Seniman yang berasal dari Desa Adat Gerih dengan penuh dedikasi menggarap Tari Baris Pengider sebagai bagian integral dari berbagai upacara dan perayaan sakral di wilayah mereka. Tarian ini secara khusus diciptakan untuk menghiasi pulo kerthi pada saat upacara tawur agung dan saat puncak karya agung di Pura Dalem. Selain itu, Tari Baris Pengider juga dapat menjadi bagian yang istimewa dalam upacara di pura-pura lain di Desa Adat Gerih ketika terdapat banten penguleman pejati.

Selain wilayah Desa Adat Gerih, Tari Baris Pengider juga dapat ditarikan di Pura Besakih, terutama pada saat upacara Eka Dasa Rudra. Hal ini karena tarian ini memiliki konsep yang serupa dengan Dewata Nawa Sanga, yang sangat relevan dengan konteks upacara tersebut. Keindahan dan makna tari ini dapat berkontribusi dalam memperkaya pengalaman upacara yang begitu sakral di Pura Besakih.

Selain itu, Tari Baris Pengider juga dapat dihadirkan di luar Desa Adat Gerih jika ada karya agung lain yang memiliki konsep yang serupa. Hal ini menunjukkan fleksibilitas dan nilai universal dari tarian ini dalam menghormati dan memperingati Dewata Nawa Sanga serta mengangkat budaya dan tradisi yang kaya dalam berbagai konteks dan lokasi yang berbeda. Dengan cara ini, Tari Baris Pengider bisa menjadi sarana penghormatan dan penyatuan bagi masyarakat yang menghargai nilai-nilai spiritual dan budaya tradisional Bali.

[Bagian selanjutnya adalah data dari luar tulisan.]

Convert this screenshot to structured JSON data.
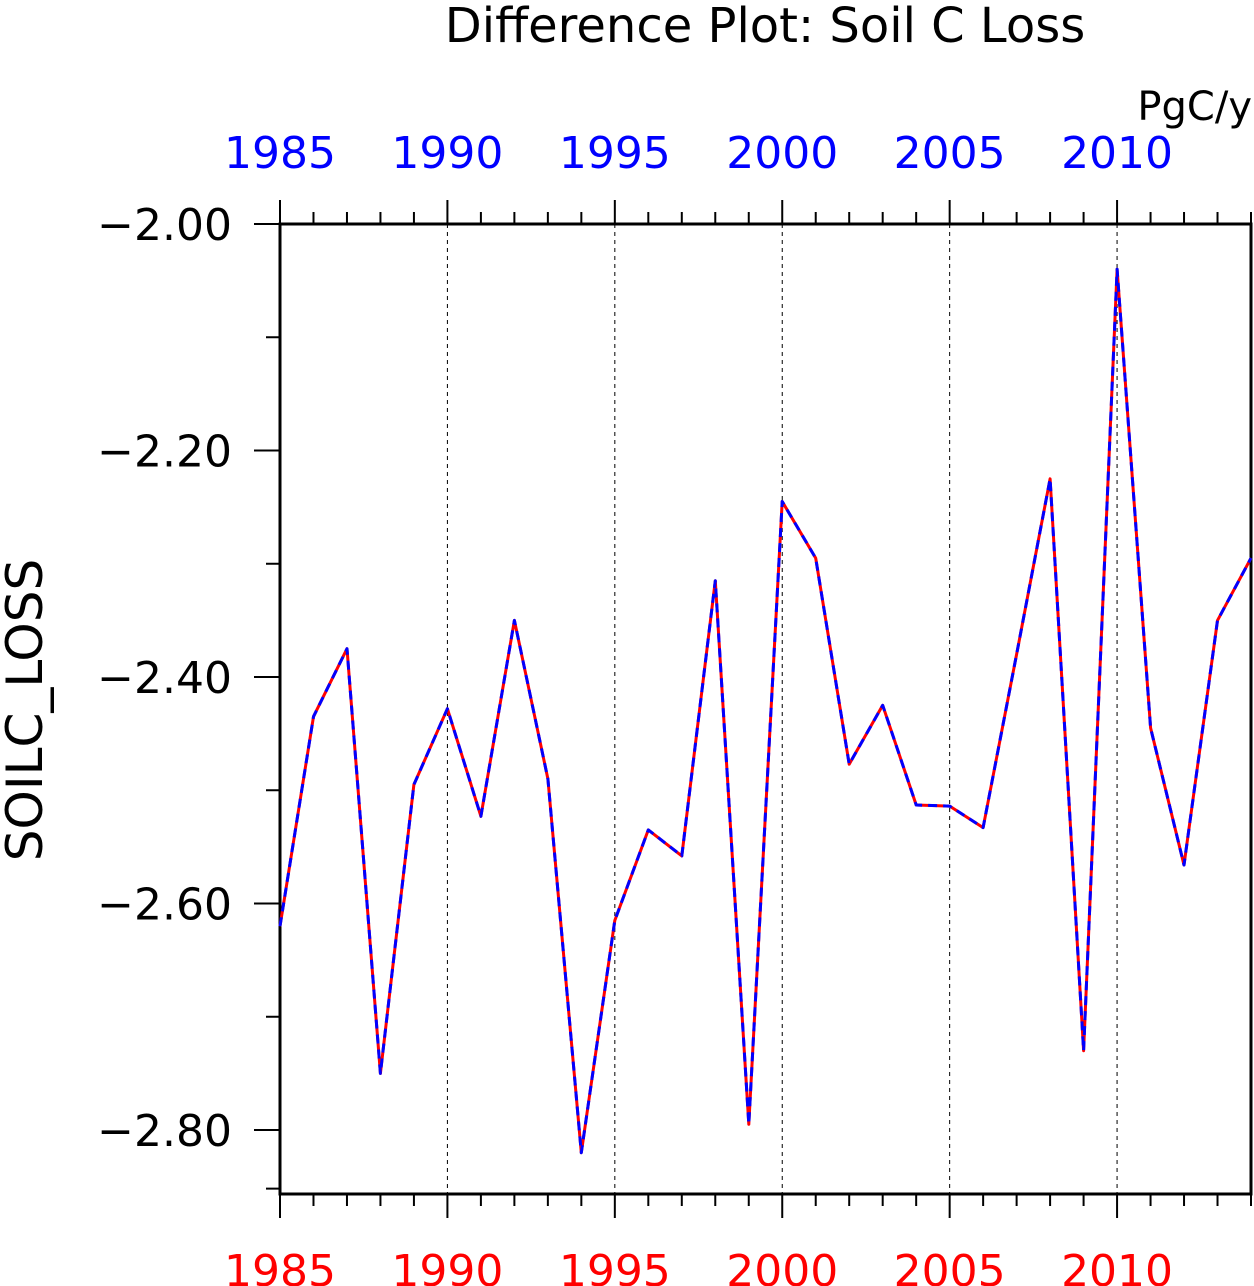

Terciptanya Tari Baris Pengider memiliki akar yang dalam dalam Karya Agung Melaspas, Ngenteg Linggih, Pedudusan Agung, Manawa Ratna, Mepedanan, Mepeselang, Medasar Tawur Balik Sumpah, Utama Pura Dalem, Taman Dalem, lan Pura Prajapati. Tari ini bukan hanya sekadar pertunjukan seni, tetapi juga sebuah manifestasi dari rasa cinta, keinginan, dan penghargaan yang mendalam dari seniman Desa Adat Gerih terhadap warisan budaya dan tradisi.

Awalnya, Tari Baris Pengider belum ada dalam catatan sejarah yang telah ditulis oleh ahli seni seperti Prof. Dibia. Namun, melalui semangat dan kreativitas seniman Desa Adat Gerih yang ingin memiliki sebuah tari sakral yang menjadi maskot bagi desa mereka, terciptalah Tari Baris Pengider. Tarian ini menjadi simbol penting dalam memperingati dan merayakan karya agung yang diadakan di Desa Adat Gerih.

Tari Baris Pengider belum memiliki hak paten. Untuk menjadikan Tari Baris Pengider ini memiliki hak paten, masih banyak proses yang perlu dilewati untuk menyempurnakan Tari Baris Pengider. Dalam prosesnya diperlukan kolaborasi seniman-seniman dari luar Desa Adat Gerih untuk menyempurnakan tari ini.

Harapan Anom Wijaya, S.Sn sebagai penata tari, diharapkan generasi mendatang yaitu pemuda Desa Adat Gerih dapat terus melestarikan dan meneruskan karya Tari Baris Pengider ini agar tetap lestari seni dan budaya yang ada di Desa Adat Gerih. Apalagi tarian ini merupakan tari sakral yang mengandung unsur dan makna penting bagi Desa Adat Gerih.